This is a story of how visualizing historical evidence in a digital environment can expand the art-historical research process but also be a means of developing art-historical research questions in fundamental ways.
The project began in 2007 as a research topic focused on the World War II period that resulted from an ongoing collaboration with historical geographer Anne Kelly Knowles. Digital mapping of the spaces and places of the Holocaust showed that many concentration camps were focused on forced-labor construction activity, as opposed to the traditional narrative, which stressed their role in armaments production. It signaled the significance of the building industry for Nazi military, economic, and racist goals. These results also raised a deep-context follow-up question: what architectural and political role did the construction industry play more generally in Germany from World War I through World War II? This question needed a new approach, one that might be called an architectural history from below and that by necessity entails, for example, a discussion of labor and materials more than of design. The question has also raised problems involving art-historical sources, in particular how and even whether to visualize evidence in a digital mapping environment.

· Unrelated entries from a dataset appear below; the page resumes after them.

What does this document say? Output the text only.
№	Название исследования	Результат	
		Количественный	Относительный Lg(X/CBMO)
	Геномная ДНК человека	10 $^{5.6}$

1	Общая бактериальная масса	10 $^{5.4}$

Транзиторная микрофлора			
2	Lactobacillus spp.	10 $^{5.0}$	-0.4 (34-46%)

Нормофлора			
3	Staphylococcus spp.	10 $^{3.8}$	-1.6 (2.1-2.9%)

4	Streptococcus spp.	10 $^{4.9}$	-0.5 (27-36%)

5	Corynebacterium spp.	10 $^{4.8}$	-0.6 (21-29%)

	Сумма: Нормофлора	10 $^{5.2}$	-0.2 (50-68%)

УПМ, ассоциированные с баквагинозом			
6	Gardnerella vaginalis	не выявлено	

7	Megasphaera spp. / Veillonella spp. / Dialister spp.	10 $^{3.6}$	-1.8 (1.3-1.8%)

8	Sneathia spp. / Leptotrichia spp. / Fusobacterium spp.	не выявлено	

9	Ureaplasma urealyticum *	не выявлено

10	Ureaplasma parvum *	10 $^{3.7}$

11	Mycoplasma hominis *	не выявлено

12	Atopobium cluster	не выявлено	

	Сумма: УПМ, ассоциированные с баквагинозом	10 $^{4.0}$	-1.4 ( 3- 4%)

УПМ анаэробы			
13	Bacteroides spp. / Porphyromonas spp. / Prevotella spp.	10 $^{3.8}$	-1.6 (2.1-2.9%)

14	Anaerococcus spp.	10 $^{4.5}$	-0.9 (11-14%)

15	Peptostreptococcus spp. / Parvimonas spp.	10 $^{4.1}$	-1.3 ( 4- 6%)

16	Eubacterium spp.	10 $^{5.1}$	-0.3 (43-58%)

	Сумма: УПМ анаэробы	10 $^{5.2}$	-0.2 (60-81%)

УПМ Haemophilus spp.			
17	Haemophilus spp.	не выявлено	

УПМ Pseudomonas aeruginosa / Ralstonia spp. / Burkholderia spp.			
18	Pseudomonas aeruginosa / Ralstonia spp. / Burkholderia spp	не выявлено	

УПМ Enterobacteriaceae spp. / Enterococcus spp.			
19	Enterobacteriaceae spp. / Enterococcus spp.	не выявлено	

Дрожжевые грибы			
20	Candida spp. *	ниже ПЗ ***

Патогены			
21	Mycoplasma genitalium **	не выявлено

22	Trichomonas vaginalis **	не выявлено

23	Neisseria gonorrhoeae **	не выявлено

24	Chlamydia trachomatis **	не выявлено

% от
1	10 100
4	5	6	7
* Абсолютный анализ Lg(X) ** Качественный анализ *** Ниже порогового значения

The real issue is, how does one research and then visualize for analysis a topic as big as a construction industry? This problem has crucial implications not only as a historical subject but also in terms of its relationship to the methodological process. Process here has a double meaning: it refers on the one hand to the historical subject of construction in Germany from World War I through World War II as a process of building in time, and, on the other, to methodology, to an analytical approach to the evidence. There is no single source for the construction industry, and its output of buildings, large and small, from vernacular to high-design, is impossible to capture. Digital methods, however, are meant to tackle large datasets, and the ability of geographic information systems (GIS) to map spatial information can help us to address this large-scale problem.